Driven by a confluence of factors, investors and traditional buyers alike have identified value in the submarket, pushing activity beyond its year-ago level while virtually all else has lagged on an annual basis.
“It’s been a remarkable year downtown,” said Alan Nevin, principal at London Real Estate Advisors.
While the increase in condo resales downtown is modest, that’s compared to a pronounced decline among sales of attached units in the rest of the county.
Through 10 months of 2011, buyers have purchased 811 condos in downtown’s 92101 ZIP code, according to the San Diego Association of Realtors (SDAR). That’s 6 percent more than through the same period a year ago, when 765 such units were sold.
Meanwhile, 8,091 attached units have sold in the rest of the county’s ZIP codes combined so far this year, or almost 10 percent fewer than the 8,944 sold through the same period last year.
That increase in activity is driven in part by cash purchases, which accounted for 38 percent of all downtown condo resales in both the second and third quarters of the year and 47 percent in the first quarter, according to numbers from the County Assessor’s Office.
Nevin said foreclosures have both fed the ZIP code’s supply of condos while also depriving it of qualified buyers. Without borrowers that can meet current lending standards, prices steadily declined over the last few years.

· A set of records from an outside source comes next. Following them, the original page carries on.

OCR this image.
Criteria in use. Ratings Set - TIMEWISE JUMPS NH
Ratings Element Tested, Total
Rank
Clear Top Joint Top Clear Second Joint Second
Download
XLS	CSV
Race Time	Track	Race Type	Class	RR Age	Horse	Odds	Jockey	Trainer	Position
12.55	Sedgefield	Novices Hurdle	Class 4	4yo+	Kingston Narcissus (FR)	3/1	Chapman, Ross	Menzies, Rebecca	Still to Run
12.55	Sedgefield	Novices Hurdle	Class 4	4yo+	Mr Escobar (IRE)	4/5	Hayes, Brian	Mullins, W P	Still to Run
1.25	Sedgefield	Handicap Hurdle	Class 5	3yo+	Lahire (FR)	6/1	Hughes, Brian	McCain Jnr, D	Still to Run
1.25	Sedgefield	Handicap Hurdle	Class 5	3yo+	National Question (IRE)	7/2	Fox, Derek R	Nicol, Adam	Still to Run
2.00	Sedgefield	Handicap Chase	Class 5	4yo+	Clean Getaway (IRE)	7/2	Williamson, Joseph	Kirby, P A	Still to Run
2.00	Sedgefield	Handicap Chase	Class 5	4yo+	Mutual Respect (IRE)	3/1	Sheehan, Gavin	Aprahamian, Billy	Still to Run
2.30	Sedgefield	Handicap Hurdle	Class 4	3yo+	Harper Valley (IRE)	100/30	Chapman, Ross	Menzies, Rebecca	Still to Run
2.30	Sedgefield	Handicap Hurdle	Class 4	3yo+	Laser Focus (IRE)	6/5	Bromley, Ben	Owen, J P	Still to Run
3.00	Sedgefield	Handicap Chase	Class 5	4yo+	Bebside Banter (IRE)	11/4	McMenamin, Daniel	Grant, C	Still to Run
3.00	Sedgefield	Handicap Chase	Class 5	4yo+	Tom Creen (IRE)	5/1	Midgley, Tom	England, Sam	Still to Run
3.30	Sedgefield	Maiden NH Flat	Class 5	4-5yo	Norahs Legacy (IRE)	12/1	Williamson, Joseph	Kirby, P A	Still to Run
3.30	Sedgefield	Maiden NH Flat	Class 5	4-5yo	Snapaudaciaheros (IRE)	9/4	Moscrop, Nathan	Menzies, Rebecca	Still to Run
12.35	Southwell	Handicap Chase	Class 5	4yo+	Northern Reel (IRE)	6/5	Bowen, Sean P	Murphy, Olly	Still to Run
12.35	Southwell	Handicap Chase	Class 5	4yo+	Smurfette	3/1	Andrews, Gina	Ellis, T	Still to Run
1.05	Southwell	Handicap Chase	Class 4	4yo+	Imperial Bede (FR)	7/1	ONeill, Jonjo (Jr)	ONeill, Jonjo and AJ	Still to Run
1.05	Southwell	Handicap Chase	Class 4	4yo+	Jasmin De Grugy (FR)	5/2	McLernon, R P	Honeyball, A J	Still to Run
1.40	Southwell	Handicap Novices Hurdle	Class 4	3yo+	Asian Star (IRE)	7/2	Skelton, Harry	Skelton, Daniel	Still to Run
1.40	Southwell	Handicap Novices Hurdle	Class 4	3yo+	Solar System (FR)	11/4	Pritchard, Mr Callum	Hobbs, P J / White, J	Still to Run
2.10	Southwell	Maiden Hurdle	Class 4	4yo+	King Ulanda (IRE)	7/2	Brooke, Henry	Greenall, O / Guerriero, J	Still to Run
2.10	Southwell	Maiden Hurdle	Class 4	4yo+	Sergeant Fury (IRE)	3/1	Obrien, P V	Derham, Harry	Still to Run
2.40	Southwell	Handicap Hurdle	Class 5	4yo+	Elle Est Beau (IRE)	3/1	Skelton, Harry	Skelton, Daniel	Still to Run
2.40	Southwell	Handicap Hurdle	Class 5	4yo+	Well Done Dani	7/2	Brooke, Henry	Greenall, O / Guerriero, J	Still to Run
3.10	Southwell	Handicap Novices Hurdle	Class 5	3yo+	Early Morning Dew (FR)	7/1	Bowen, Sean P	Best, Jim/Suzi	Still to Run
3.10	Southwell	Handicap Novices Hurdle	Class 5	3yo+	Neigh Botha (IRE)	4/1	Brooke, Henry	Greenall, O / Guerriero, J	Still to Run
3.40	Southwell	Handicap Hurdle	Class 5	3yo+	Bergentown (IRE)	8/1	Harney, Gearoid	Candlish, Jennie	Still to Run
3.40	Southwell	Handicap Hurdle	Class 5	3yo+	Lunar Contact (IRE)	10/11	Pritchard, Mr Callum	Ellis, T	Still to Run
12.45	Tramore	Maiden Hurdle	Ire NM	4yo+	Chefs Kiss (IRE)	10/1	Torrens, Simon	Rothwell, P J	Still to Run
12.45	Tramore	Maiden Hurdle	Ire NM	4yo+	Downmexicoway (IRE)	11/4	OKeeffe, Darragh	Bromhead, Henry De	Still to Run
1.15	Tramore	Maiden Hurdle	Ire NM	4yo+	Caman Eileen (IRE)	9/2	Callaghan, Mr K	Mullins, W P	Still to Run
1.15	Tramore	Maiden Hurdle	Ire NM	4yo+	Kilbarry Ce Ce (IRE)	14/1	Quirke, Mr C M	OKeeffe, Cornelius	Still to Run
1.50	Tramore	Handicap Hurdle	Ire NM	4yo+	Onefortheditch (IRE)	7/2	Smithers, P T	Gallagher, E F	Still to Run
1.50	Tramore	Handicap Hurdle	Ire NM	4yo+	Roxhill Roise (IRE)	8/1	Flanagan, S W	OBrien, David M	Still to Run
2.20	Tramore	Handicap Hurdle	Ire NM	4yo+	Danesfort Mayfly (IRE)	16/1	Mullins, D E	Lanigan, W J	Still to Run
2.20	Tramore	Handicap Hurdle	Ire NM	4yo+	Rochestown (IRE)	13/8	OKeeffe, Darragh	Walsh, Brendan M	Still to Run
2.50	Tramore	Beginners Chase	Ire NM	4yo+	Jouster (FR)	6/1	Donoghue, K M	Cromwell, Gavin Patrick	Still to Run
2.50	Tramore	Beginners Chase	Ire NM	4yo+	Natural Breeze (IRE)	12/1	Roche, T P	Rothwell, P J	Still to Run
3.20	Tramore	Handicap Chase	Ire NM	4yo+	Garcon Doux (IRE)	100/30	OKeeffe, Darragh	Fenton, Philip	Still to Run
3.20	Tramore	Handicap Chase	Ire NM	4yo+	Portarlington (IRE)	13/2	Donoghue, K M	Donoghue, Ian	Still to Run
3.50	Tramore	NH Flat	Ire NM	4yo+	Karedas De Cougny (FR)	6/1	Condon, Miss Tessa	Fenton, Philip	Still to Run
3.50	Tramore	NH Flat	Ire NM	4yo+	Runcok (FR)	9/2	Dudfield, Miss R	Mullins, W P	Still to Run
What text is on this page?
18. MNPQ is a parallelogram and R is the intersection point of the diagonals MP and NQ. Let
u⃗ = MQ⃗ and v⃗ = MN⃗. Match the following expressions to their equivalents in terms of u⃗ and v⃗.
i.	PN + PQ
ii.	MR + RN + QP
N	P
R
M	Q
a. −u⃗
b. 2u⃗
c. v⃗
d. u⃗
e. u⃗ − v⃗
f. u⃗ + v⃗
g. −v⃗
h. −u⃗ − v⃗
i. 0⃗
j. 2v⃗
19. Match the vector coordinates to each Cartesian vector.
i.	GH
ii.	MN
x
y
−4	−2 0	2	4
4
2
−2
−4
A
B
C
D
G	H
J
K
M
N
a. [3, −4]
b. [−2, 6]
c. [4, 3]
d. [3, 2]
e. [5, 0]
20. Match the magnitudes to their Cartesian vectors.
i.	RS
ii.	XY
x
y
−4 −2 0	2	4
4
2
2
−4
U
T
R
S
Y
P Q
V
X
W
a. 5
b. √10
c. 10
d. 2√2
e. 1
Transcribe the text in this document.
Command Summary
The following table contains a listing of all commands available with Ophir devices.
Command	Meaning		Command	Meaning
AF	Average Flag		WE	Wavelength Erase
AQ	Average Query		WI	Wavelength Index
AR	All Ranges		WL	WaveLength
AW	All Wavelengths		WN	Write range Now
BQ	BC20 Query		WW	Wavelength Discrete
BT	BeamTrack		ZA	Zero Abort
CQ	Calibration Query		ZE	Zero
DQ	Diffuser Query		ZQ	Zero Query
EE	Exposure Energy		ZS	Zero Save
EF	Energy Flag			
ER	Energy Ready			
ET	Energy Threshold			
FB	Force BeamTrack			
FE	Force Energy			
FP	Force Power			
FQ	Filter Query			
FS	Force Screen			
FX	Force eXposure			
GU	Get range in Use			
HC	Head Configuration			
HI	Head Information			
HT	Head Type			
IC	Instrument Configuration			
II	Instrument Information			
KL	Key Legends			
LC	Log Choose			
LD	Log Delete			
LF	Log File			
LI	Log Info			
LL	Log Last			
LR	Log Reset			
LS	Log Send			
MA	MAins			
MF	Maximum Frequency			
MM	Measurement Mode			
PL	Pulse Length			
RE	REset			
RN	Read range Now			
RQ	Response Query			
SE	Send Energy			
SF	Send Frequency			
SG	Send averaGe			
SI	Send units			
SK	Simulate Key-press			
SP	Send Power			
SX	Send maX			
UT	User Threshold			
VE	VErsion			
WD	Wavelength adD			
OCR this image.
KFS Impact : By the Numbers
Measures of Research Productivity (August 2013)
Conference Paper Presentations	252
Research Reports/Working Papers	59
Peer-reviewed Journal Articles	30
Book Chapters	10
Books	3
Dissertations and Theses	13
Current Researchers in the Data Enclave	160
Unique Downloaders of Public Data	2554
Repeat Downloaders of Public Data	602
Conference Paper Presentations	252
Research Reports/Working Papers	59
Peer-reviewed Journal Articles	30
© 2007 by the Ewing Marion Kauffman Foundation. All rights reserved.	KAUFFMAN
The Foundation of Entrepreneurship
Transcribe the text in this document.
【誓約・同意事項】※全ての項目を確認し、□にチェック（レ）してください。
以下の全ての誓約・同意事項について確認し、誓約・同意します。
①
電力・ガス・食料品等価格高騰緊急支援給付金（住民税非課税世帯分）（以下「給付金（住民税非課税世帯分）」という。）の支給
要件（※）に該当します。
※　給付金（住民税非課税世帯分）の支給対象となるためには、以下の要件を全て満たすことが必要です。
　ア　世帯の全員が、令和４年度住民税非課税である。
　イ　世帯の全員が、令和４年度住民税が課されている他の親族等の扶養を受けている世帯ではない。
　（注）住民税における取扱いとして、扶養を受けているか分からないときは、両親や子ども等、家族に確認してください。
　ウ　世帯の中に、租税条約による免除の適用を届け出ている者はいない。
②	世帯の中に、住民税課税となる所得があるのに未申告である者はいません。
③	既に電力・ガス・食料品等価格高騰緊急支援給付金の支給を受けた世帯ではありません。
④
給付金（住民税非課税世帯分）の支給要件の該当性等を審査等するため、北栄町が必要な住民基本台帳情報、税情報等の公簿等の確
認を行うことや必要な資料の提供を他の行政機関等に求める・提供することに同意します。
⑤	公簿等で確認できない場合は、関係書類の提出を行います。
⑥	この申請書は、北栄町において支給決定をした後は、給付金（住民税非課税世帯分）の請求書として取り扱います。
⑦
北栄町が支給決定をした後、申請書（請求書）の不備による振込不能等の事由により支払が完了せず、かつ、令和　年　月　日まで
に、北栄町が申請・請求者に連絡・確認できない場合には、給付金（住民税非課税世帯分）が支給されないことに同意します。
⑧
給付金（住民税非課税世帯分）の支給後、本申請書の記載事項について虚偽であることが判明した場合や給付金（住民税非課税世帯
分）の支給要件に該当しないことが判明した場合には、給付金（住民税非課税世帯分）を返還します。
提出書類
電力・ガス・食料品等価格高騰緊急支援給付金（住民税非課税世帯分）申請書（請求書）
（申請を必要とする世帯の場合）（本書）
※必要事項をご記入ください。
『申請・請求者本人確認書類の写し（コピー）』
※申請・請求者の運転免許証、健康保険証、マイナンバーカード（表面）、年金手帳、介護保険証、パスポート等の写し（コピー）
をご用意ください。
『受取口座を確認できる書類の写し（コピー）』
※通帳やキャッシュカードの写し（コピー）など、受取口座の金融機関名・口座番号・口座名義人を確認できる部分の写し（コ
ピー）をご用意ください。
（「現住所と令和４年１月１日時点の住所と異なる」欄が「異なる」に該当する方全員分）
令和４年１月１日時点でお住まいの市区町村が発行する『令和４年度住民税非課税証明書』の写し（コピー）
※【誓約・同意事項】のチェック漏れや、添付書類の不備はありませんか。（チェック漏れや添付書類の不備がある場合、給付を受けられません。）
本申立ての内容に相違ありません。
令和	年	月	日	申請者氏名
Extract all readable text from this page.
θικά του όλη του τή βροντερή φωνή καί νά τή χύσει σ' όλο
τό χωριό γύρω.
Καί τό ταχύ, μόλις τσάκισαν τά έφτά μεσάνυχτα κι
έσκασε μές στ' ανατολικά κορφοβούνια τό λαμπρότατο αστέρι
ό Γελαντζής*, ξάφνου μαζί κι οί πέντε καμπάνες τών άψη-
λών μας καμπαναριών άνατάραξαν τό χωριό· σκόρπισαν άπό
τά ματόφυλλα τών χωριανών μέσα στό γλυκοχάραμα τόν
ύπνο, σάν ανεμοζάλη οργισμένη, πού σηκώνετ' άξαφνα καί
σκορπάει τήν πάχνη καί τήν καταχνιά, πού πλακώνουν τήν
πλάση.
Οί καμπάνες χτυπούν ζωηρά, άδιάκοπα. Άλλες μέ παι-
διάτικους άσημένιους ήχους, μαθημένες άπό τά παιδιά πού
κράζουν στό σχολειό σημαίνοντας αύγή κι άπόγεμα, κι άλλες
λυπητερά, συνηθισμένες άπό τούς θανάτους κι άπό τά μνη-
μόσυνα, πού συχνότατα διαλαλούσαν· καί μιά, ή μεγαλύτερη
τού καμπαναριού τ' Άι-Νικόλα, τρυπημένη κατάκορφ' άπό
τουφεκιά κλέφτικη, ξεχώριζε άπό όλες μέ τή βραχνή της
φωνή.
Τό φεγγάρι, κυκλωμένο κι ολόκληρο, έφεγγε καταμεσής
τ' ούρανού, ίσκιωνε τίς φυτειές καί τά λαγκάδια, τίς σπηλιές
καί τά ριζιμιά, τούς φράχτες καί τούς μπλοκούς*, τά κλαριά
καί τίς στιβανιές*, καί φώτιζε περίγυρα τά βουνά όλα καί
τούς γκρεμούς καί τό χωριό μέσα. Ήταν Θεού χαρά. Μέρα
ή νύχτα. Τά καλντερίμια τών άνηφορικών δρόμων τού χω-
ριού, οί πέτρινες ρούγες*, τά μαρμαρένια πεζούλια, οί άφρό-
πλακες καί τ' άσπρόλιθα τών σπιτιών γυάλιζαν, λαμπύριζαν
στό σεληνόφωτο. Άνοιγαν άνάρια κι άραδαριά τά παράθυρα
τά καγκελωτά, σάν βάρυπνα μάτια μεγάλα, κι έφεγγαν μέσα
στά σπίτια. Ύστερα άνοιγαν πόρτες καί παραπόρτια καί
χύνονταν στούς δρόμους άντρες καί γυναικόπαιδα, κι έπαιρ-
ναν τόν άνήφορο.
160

“So now we’re at a point that an investor can buy a unit all cash, rent it out and have nice cash flow,” Nevin said. “It becomes a reasonable investment because they can get between 4 and 6 percent cash-on-cash in the rental market for four to five years, and at some point the market will come back and they can sell it. That’s the basis of their investment. There’s no one there to spin them, to do a six-month hold or some such thing.”
For the same reason that prices have fallen — a dearth of qualified investors — so too has the rental market heated up. Vacancy rates have reached their historic floor, and rental rates have risen in kind. That’s how investors have managed to count on a steady, competitive cash flow, even as the properties began to be identified as values.
But as this increased activity has eaten away at the supply of distressed condos, it’s possible the opportunity for value-minded buyers has passed.
Standing inventory in the 92101 ZIP code is currently at 247 units. That number was over 600 at this point a year ago, and that was with new units under construction and scheduled to hit the market.
Now, what remains of those new units are included in the total inventory, and nothing else is being built.
“There’s not a lot of inventory and there are no cranes on the ground,” said Raye Scott, whose team at Windermere Signature Properties is on pace to close nearly 50 sales of condos in the submarket this year.
Instead, downtown’s supply comes in the form of distressed properties.
Short sales represented 23 percent of transactions in the third quarter, compared to 25 percent in the second quarter and 21 percent in the first quarter. Another 13 percent were real-estate owned (REO) or bank owned in the third quarter, with 11 percent in the second quarter and 10 percent in the first quarter.
Together, more than a third of the condo market owes itself to borrowers defaulting on their mortgages.
“We still have foreclosures, but they’re being released in a measured way,” Scott said.
For fear of causing a significant negative price shock, banks have elected to gradually mete out repossessed properties over a period of years, rather than all at once. This process of dealing with the nation’s “shadow inventory” could take until 2020, according to CoreLogic.
Having previously expressed skepticism that the shadow inventory was as large as has been speculated, Nevin said downtown can’t count on a steady stream of new distressed properties, since the foreclosures and short sales feeding it came from loans originated between 2004 and 2007, and would have already reached the market if they were going to.
The opportunity for buyers might be over, he said.
“The major problem is one of an absence of inventory, in terms of how long this can last,” Nevin said. “It may be the end of the ball game, in terms of availability. The reality is, pretty much, if a unit hasn’t been foreclosed out by now, it won’t be.”
But Scott, pointing to the 36 percent share of distressed sales in the third quarter, said opportunities remain.
“If you have patience or it’s just an investment there are still plenty out there,” she said.
Her advice to those looking to sell in the next three to five years, once the market assumedly recovers, is to buy square footage and a view. “When market comes back you’ll have commodities that help yours go up faster,” she said.
Pending litigation on many of the downtown properties has also depressed prices in the area.
Fannie Mae, Freddie Mac and the FHA won’t sponsor loans in buildings with litigation pending that relates to structural issues, and those entities now hold more than 90 percent of all loans. Also, buyers are naturally wary of buying into a building with litigation concerns.
Most downtown condo high rises have been saddled with structural litigation concerns, though some are now thought to be nearing resolution.
Scott said she had a deal that was recently delayed for a month because she was forced to approach three lenders to structure financing for a loan with a 50 percent down payment because of the litigation pending against the building.